Apesar das reservas das companhias petrolíferas, outras £60,000 foram fornecidas ao IRD em 1964, pelas quais as autoridades britânicas ficaram “muito gratas”. Nesta fase, estavam a ser considerados futuros projectos financiados pelo petróleo na Argélia e na República Árabe Unida.

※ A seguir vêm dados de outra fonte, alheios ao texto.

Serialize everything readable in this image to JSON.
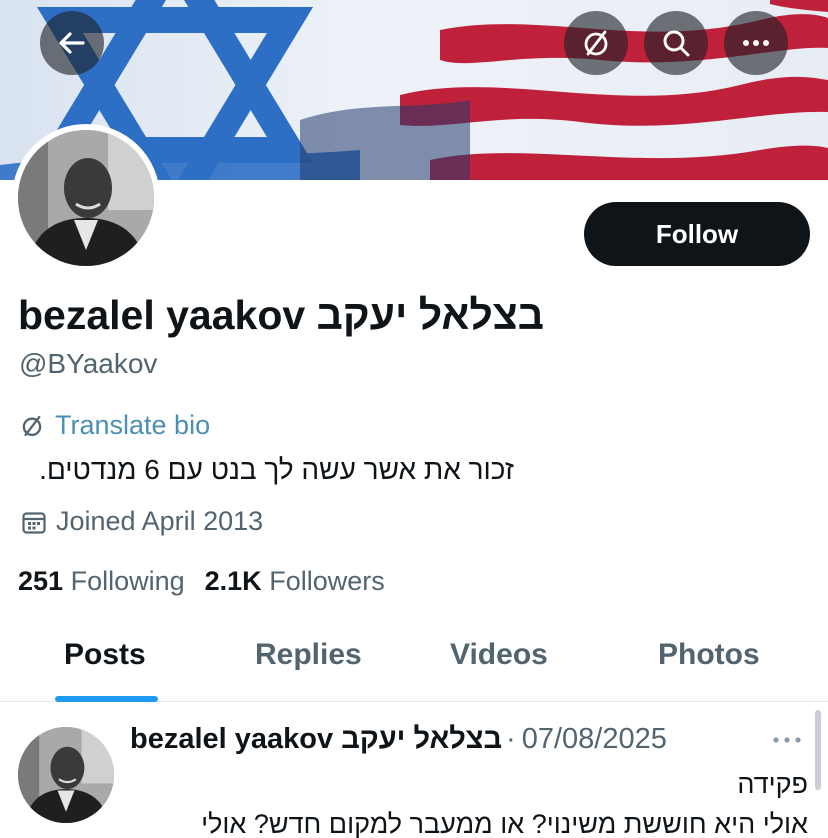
{
  "header": {
    "buttons": [
      {
        "name": "back",
        "icon": "arrow-left-icon"
      },
      {
        "name": "translate",
        "icon": "translate-icon"
      },
      {
        "name": "search",
        "icon": "search-icon"
      },
      {
        "name": "more",
        "icon": "more-horizontal-icon"
      }
    ],
    "banner_colors": {
      "israel_blue": "#2d6fc4",
      "usa_red": "#c0213a",
      "usa_navy": "#233a6e",
      "white": "#f4f6fa"
    }
  },
  "profile": {
    "display_name": "bezalel yaakov בצלאל יעקב",
    "handle": "@BYaakov",
    "follow_label": "Follow",
    "translate_bio_label": "Translate bio",
    "bio": "זכור את אשר עשה לך בנט עם 6 מנדטים.",
    "joined": "Joined April 2013",
    "following_count": "251",
    "following_label": "Following",
    "followers_count": "2.1K",
    "followers_label": "Followers"
  },
  "tabs": [
    {
      "label": "Posts",
      "active": true
    },
    {
      "label": "Replies",
      "active": false
    },
    {
      "label": "Videos",
      "active": false
    },
    {
      "label": "Photos",
      "active": false
    }
  ],
  "post": {
    "author_name": "bezalel yaakov בצלאל יעקב",
    "separator": "·",
    "date": "07/08/2025",
    "line1": "פקידה",
    "line2": "אולי היא חוששת משינוי? או ממעבר למקום חדש? אולי"
  },
  "colors": {
    "accent": "#1d9bf0",
    "translate_link": "#4b8fb5",
    "muted_text": "#536471",
    "primary_text": "#0f1419"
  }
}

Os subsídios secretos do petróleo ao IRD continuaram além de 1964. Como observa o historiador Athol Yates encontrado, a BP concordou em 1968 em financiar a emissora Sawt Al Saahil, uma estação de rádio secreta britânica com sede em Sharjah (um emirado no Golfo), no valor de £ 3,000 por três anos.

No entanto, ainda não está claro até que ponto a Shell e a BP financiaram as operações de propaganda secreta britânica no final e no período pós-Guerra Fria.

A Shell e a BP não responderam aos pedidos de comentários. 

John McEvoy é um jornalista independente que escreveu para Revisão de História Internacional, O Canário, Revista Tribuna, jacobino e BrasilWire.

Este artigo é de Desclassificado Reino Unido

3 comentários para “Shell, BP e propaganda da Guerra Fria"

  1. Hujjathullah MHB Sahib
    Setembro 3, 2022 em 01: 32

    Nada de surpreendente no lobby petrolífero que desempenha o papel de parteira da penetração imperialista em qualquer região do mundo que prometa petróleo fácil. Naquela época era o Médio Oriente e a América Latina, nas últimas décadas é a Eurásia e o Sudeste Asiático. Na verdade, acredita-se que as grandes empresas petrolíferas, se não mesmo um lobby, tenham encorajado até mesmo Gorbachev a ir com calma na Eurásia, para que pudessem infiltrar-se no mercado petrolífero. E viola temos a implosão da União Soviética e a criação de estados “soberanos” em seu lugar ali mesmo contra os sonhos de Gorbachev. Claro que o petróleo tem as suas próprias formas gordurosas de se aproveitar mesmo sem qualquer propaganda que o acompanhe!

  2. Tom Salão
    Setembro 2, 2022 em 06: 02

    A certa altura, a Reuters deixou de ser, em grande parte, um elo de ligação com a inteligência britânica e passou a ser um activo absoluto da CIA. Este anúncio público da Thomson Reuters ainda está publicado no site da empresa, embora pareça que a própria Sra. Scalici tenha mudado desde sua nomeação inicial. O leitor apreciará a franqueza incomum com que são fornecidos os seguintes detalhes:

    “Dawn Scalici ingressou na Thomson Reuters em julho de 2015 para atuar como o primeiro Diretor de Negócios Globais Governamentais da empresa. Ela tem a responsabilidade de aprimorar a capacidade da Thomson Reuters de atender às diversas necessidades do governo dos EUA – trabalhando nas principais linhas de negócios da empresa e aproveitando de maneira otimizada seus vastos e exclusivos dados, produtos e serviços. Nessa função, ela desenvolve relacionamentos estratégicos com constituintes do setor governamental e principais tomadores de decisão, desenvolve campanhas para promover o crescimento dos negócios da Thomson Reuters e trabalha com os executivos seniores da empresa para determinar metas e planos estratégicos relevantes.

    Antes de ingressar na Thomson Reuters, a Sra. Scalici serviu 33 anos na Agência Central de Inteligência (CIA). Em sua última missão federal, ela atuou como Gerente Nacional de Inteligência para o Hemisfério Ocidental no Escritório do Diretor de Inteligência Nacional (ODNI). Nesta função, ela foi responsável por supervisionar a inteligência nacional para uma área de responsabilidade que se estende desde o Ártico até a ponta da América do Sul, incluindo a pátria dos EUA.”

  3. Drew Hunkins
    Setembro 2, 2022 em 02: 10

    Gorby era um idiota ingênuo.

    O desaparecimento da URSS foi uma das maiores tragédias que se abateu sobre o mundo nos últimos 500 anos. Todas as verificações foram removidas sobre a natureza voraz de Washington, Wall St e do Departamento de Defesa [sic]. Sem mais União Soviética, os construtores do império militarista neoconservador tiraram as luvas e realmente começaram a atacar as nações soberanas que se recusaram a jogar bola . Não só isso, mas internamente os capitalistas corporativos e a elite financeira parasitária não viam razão para não atacar os trabalhadores dos EUA, uma vez que não havia nenhum sistema político-económico alternativo que oferecesse benefícios sociais decentes à massa de trabalhadores.

    Tem sido uma corrida ao fundo do poço para os trabalhadores ocidentais desde que a URSS desapareceu na história.